Panel looks at Reserve, Guard plans

By Tom Philpott

A special commission is studying how Guard and Reserve forces should be organized, deployed and compensated for their expanded role in the war on terrorism and to handle the stress of an open-ended occupation of Iraq.

Republican and Democratic lawmakers want the Commission on National Guard and Reserve to examine closely Defense Department plans for restructuring Army National Guard brigades.

Lawmakers also challenged the department's resistance to improving reserve benefits, and decisions made on critical Guard issues without consulting state governors.

The commission has a year to complete a comprehensive review and deliver final recommendations to Congress.

Sen. Lindsey Graham, R-S.C., chairman of the armed services subcommittee on military personnel, said reserve forces are at risk if the pace of deployments isn't slowed and if benefits aren't enhanced.

Graham asked that the commission's interim report comment on whether a new premium-based health benefit for drilling reservists will help re-enlistments and whether allowing reserve retirement before age 60 could also "have a positive effect."

"If we don't look at doing something like that, we are going to lose people at the 20-year point in droves," Graham warned, "because families are getting stressed to the breaking point.''

Sens. Kit Bond, R-Mo., and Patrick Leahy, D-Vt., co-chairmen of the Senate's 85-member National Guard Caucus, said administration plans to cut Guard force structure, as unveiled with the fiscal 2007 budget, were made without "substantive input" from National Guard leaders.

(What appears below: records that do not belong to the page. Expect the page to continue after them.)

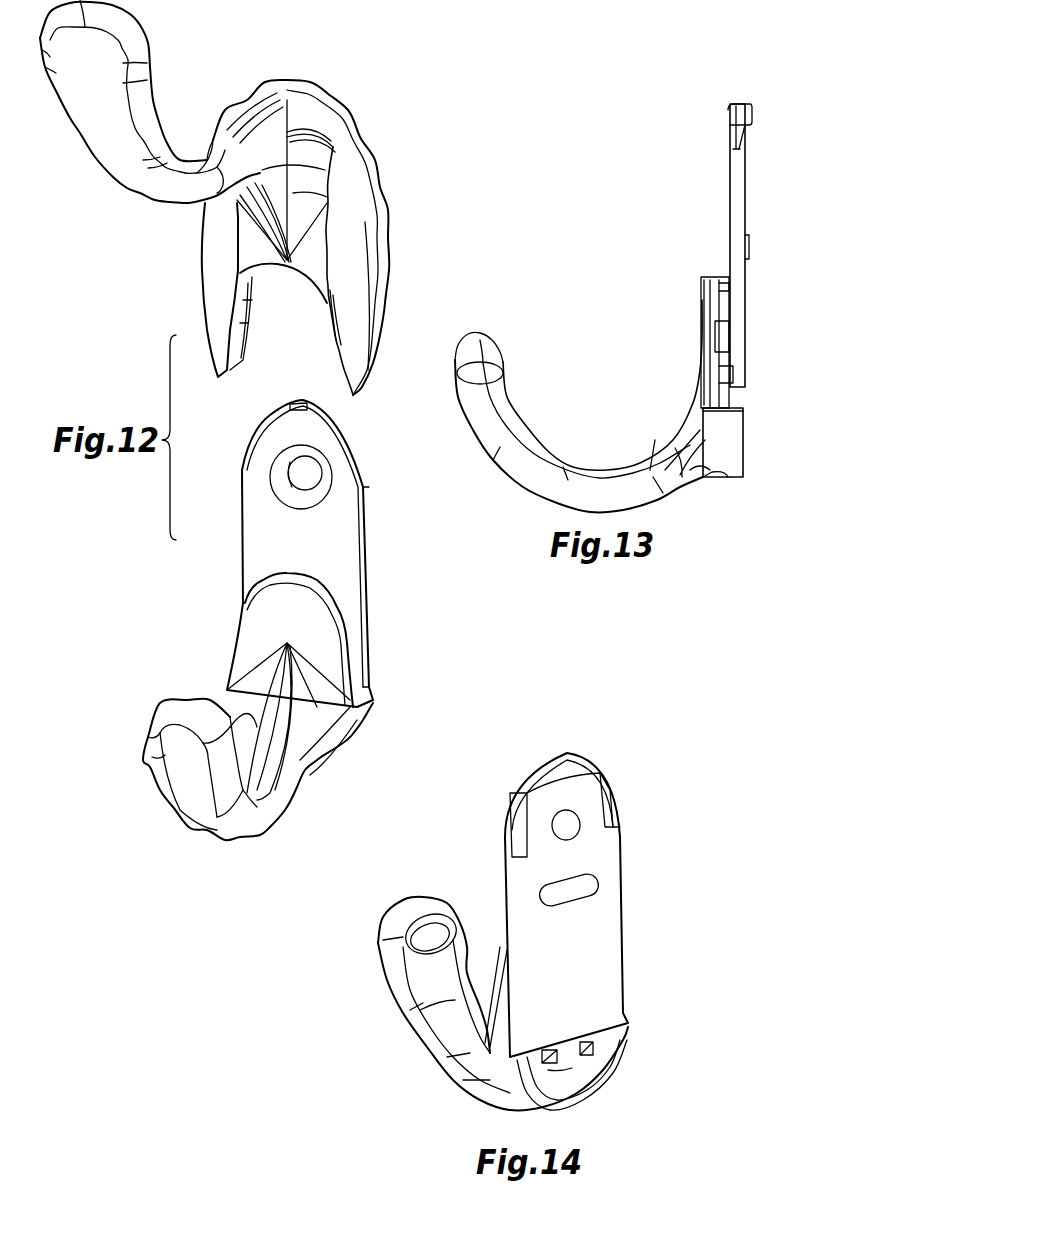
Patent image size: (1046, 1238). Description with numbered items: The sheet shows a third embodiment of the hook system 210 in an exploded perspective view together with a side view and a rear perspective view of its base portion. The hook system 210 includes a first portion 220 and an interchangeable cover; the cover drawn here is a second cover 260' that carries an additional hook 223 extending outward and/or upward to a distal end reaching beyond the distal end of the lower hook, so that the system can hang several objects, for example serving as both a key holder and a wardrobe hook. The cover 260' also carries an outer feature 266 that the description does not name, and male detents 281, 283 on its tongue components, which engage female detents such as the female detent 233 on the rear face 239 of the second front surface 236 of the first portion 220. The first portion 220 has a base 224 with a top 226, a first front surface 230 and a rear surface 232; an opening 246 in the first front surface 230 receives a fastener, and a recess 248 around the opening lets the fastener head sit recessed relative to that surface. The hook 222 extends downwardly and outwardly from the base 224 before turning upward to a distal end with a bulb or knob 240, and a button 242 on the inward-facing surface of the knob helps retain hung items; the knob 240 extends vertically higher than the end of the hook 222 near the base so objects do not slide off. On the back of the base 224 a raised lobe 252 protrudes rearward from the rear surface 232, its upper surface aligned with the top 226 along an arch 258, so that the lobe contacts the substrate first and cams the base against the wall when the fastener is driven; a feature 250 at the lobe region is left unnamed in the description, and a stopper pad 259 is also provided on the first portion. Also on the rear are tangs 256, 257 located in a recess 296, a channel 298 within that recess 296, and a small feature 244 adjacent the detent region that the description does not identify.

In FIG. 12, the hook system 210 is at (258, 197).
In FIG. 12, the hook 223 is at (80, 88).
In FIG. 12, the second cover 260' is at (136, 216).
In FIG. 12, the outer shell 266 is at (350, 257).
In FIG. 12, the male detent 281 is at (247, 320).
In FIG. 12, the male detent 283 is at (333, 333).
In FIG. 12, the first portion 220 is at (261, 625).
In FIG. 12, the first front surface 230 is at (345, 555).
In FIG. 12, the recess 248 is at (283, 478).
In FIG. 12, the second front surface 236 is at (333, 625).
In FIG. 12, the bulb or knob 240 is at (175, 757).
In FIG. 13, the hook 222 is at (568, 391).
In FIG. 14, the hook 222 is at (433, 993).
In FIG. 13, the base 224 is at (777, 265).
In FIG. 13, the top 226 is at (738, 104).
In FIG. 13, the stopper pad 259 is at (750, 245).
In FIG. 14, the stopper pad 259 is at (585, 890).
In FIG. 13, the tab 244 is at (716, 283).
In FIG. 13, the female detent 233 is at (714, 328).
In FIG. 13, the rear face 239 is at (722, 376).
In FIG. 13, the tang 256 is at (764, 462).
In FIG. 14, the tang 256 is at (575, 1097).
In FIG. 13, the arch 258 is at (728, 477).
In FIG. 13, the button 242 is at (503, 355).
In FIG. 14, the raised lobe 252 is at (580, 760).
In FIG. 14, the cap edge 250 is at (615, 800).
In FIG. 14, the opening 246 is at (575, 832).
In FIG. 14, the rear surface 232 is at (604, 866).
In FIG. 14, the tang 257 is at (595, 1052).
In FIG. 14, the recess 296 is at (563, 1063).
In FIG. 14, the channel 298 is at (583, 1087).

"We are seeing policy recommendations from the departments of the Army, the Air Force and the secretary of defense that fly in the face of logic," Bond said. The Guard itself, he said, is "treated as a lesser partner."

Bond asked the commission to study proposed legislation from the caucus to give the Guard "more bureaucratic muscle so it does not continue to be pushed around in policy and budget debates within the Pentagon."

One change would make the National Guard chief a four-star officer and member of the Joint Chiefs. Another would provide the National Guard with its own procurement budget, separate from the services, in an arrangement similar to that of the Special Forces Command, Bond said.